"Expectativas." Portugal pode conseguir imunidade de grupo em agosto

Gouveia e Melo, coordenador da task force para o Plano de Vacinação em Portugal, fez o ponto de situação, esta tarde, na reunião no Infarmed.

"O cenário mudou desde dia 19 de fevereiro. A redução no primeiro trimestre continua a confirmar-se, apesar de ser menor", adianta o vice-almirante, acrescentando que "há uma expectativa mais positiva para o segundo trimestre e muito mais positiva para o terceiro e quarto trimestres".

"Se estas expectativas se mantiverem, o período em que se pode atingir a imunidade de grupo [em Portugal] pode reduzir-se, para meados do verão, à volta de agosto, ou inícios de agosto", indica. Gouveia e Melo reforça que estas são apenas projeções.

"Vai haver uma concentração de vacinas já no segundo trimestre", o que vai aumentar a velocidade de vacinação para "cerca de cem mil inoculações por dia", aponta.

Vacinação no máximo da capacidade

"Chegaram de grosso modo cerca de um milhão de vacinas a Portugal e, destas, foram aplicadas 680 mil vacinas no continente, 29 mil nos Açores e na Madeira e 230 mil vacinas que chegaram esta segunda-feira vão ser aplicadas esta semana", refere Gouveia e Melo.

"Já temos 4,5% da população com a primeira dose da vacina e 2,7% com a segunda dose", acrescenta.

"Está a vacinar-se com o máximo da capacidade, perante as vacinas que chegam a Portugal", finaliza o mesmo responsável.

Portugal com Rt mais baixo da Europa

Portugal apresenta, em média, um índice de transmissibilidade de 0,67 em todas as regiões do país, o que representa também o valor mais baixo de toda a Europa, revelou esta segunda-feira Baltazar Nunes, do Instituto Nacional de Saúde Dr. Ricardo Jorge (INSA).

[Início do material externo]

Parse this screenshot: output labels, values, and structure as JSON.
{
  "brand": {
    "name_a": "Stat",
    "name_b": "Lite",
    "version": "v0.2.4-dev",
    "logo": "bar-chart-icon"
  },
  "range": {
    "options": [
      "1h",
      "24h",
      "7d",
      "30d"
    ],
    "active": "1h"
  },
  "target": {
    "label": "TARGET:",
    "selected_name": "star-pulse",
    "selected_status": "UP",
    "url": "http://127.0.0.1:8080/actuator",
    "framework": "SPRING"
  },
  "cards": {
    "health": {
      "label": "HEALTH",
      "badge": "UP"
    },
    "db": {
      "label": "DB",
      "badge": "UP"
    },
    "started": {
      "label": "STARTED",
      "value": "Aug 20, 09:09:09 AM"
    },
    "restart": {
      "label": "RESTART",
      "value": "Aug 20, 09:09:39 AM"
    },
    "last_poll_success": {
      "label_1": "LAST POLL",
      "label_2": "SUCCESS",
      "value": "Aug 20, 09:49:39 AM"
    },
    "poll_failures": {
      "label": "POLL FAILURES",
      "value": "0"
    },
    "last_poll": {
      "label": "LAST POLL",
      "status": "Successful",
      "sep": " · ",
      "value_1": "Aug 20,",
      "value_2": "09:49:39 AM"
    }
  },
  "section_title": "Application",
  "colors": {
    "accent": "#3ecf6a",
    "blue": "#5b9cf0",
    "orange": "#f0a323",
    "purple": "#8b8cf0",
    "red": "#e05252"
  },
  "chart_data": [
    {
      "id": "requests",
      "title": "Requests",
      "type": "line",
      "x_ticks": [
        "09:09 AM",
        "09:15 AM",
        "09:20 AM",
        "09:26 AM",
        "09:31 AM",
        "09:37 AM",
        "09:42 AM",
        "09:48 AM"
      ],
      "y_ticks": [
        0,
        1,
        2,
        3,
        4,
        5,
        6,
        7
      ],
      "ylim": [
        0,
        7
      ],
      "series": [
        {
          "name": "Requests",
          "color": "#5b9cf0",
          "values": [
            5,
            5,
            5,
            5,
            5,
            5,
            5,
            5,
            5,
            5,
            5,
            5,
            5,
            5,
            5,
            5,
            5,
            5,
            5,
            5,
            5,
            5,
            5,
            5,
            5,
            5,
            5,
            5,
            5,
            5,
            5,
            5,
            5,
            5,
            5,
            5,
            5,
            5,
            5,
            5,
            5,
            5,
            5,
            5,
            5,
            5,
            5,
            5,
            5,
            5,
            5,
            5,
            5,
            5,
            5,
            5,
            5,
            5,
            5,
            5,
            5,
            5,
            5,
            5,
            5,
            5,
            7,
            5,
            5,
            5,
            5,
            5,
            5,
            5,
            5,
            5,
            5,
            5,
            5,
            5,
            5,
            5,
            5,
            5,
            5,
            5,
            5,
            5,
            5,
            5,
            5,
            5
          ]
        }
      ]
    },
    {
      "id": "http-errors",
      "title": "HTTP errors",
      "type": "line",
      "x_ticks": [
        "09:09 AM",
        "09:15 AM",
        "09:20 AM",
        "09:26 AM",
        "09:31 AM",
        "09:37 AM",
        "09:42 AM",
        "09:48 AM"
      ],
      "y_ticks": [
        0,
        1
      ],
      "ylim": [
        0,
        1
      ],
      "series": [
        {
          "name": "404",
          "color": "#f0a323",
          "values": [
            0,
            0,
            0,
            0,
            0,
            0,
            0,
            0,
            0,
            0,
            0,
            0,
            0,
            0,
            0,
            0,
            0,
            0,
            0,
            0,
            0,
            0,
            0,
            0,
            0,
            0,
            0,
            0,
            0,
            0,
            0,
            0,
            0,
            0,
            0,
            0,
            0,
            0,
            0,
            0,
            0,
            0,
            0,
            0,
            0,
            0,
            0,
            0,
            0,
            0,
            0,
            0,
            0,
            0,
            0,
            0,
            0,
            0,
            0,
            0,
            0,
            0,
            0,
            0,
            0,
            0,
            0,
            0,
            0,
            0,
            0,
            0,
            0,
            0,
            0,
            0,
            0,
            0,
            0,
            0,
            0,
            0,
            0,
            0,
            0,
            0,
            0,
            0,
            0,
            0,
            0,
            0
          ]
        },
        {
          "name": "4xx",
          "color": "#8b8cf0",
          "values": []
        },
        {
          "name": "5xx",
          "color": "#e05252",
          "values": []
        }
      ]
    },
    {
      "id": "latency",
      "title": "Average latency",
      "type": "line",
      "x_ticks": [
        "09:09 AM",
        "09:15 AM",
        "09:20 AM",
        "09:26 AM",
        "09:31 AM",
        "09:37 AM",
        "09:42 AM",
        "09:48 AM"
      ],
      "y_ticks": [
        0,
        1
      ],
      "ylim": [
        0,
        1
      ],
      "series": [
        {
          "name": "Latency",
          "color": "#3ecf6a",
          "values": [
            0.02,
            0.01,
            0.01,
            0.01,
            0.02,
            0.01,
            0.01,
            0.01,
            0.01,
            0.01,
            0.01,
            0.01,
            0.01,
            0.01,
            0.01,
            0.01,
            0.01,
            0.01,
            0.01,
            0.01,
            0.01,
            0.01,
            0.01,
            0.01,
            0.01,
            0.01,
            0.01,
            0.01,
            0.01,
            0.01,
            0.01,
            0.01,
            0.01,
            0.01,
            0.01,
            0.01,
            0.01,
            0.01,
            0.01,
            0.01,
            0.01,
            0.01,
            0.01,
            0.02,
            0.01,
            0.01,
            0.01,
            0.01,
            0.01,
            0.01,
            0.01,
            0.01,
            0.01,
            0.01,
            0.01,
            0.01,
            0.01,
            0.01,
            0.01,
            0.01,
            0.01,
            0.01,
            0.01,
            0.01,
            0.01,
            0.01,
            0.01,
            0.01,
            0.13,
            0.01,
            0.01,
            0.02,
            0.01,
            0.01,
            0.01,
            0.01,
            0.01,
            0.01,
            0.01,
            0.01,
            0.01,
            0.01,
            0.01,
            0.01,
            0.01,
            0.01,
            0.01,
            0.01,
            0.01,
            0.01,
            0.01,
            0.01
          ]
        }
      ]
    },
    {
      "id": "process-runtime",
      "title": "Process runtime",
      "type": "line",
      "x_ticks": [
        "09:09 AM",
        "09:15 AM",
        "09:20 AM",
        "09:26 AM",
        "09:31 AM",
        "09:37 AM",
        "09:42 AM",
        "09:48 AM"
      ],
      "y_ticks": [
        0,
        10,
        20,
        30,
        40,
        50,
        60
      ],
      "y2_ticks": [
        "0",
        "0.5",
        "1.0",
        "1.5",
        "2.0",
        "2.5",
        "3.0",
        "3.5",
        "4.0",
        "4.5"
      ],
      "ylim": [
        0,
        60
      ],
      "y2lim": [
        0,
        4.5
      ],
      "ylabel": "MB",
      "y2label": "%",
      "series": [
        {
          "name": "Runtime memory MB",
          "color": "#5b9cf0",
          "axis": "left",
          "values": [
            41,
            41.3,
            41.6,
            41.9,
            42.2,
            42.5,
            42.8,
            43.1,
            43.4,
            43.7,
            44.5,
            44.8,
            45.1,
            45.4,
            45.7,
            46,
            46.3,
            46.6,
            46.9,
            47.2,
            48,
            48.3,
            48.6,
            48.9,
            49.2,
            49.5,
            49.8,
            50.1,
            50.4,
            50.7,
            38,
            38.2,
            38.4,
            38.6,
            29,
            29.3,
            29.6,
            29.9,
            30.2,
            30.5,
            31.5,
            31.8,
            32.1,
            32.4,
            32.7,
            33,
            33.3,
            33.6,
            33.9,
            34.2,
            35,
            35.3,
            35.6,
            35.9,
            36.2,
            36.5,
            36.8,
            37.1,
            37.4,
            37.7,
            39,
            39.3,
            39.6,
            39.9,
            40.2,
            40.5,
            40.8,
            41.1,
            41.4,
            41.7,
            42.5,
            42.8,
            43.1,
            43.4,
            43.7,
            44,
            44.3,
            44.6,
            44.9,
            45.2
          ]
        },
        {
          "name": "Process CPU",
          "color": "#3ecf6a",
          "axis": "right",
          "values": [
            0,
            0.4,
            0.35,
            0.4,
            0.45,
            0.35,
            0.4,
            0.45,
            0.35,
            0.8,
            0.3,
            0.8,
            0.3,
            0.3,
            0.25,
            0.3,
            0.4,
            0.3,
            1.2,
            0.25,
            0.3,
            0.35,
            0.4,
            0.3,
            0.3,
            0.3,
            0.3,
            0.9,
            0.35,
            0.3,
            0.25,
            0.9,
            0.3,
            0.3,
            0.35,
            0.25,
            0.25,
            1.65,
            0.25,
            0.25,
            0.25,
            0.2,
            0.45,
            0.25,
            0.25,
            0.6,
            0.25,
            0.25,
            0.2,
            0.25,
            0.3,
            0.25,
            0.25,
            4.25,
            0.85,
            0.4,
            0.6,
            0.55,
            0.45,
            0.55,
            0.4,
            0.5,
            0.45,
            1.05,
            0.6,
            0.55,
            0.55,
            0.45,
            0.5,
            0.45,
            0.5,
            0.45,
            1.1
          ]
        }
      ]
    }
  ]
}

Ainda assim, "nada é adquirido" na luta contra a pandemia, pelo que é necessário continuar a adaptar comportamentos.

O Rt está a "estabilizar, mantendo-se entre 0,66 e 0,68", revelou na reunião do Infarmed, onde estão também presentes o Presidente da República, Marcelo Rebelo de Sousa, e o primeiro-ministro, António Costa. "Houve um decréscimo da incidência com o primeiro pacote de medidas, em todas as regiões", sublinha, acrescentando que "com o confinamento de janeiro e fevereiro, os efeitos foram mais visíveis".

"Se continuarmos com este valor de redução da transmissibilidade, é possível continuarmos a descer numa velocidade acentuada", adianta.

"Nada disto é adquirido, tudo depende do grau de implementação das medidas e dos comportamentos da população portuguesa", sublinha Baltazar Nunes.

"Já não é um desafio." Mais de 90% dos portugueses sai de casa com máscara

A epidemiologista da Escola Nacional de Saúde Pública (ENSP), Carla Nunes, deu conta esta segunda-feira, na reunião do Infarmed, que 92% dos portugueses usam "sempre" máscara. Os dados têm origem num barómetro promovido pela ENSP e que está a ser também utilizado em países como Argentina, México e Bolívia.

"O uso de máscara per se já não é um desafio", admitiu Carla Nunes, garantindo que, ao longo da pandemia, mais pessoas aderiram ao uso de máscara. No estudo, o "sempre" prevaleceu em 92% das respostas dos inqueridos no último mês.

Questionados também sobre se nas últimas duas semanas estiveram em grupos "de dez ou mais pessoas que não vivem consigo", apenas 1,7% dos portugueses respondeu que sim quanto à última quinzena. Sobre as saídas de casa sem ser para ir trabalhar, apenas 16,4% dos inquiridos respondeu o fez, o que representa uma redução "de metade" em relação a dezembro.

Quanto ao nível de confiança nos serviços de saúde, Carla Nunes destaca uma recuperação, "depois de uma queda abrupta".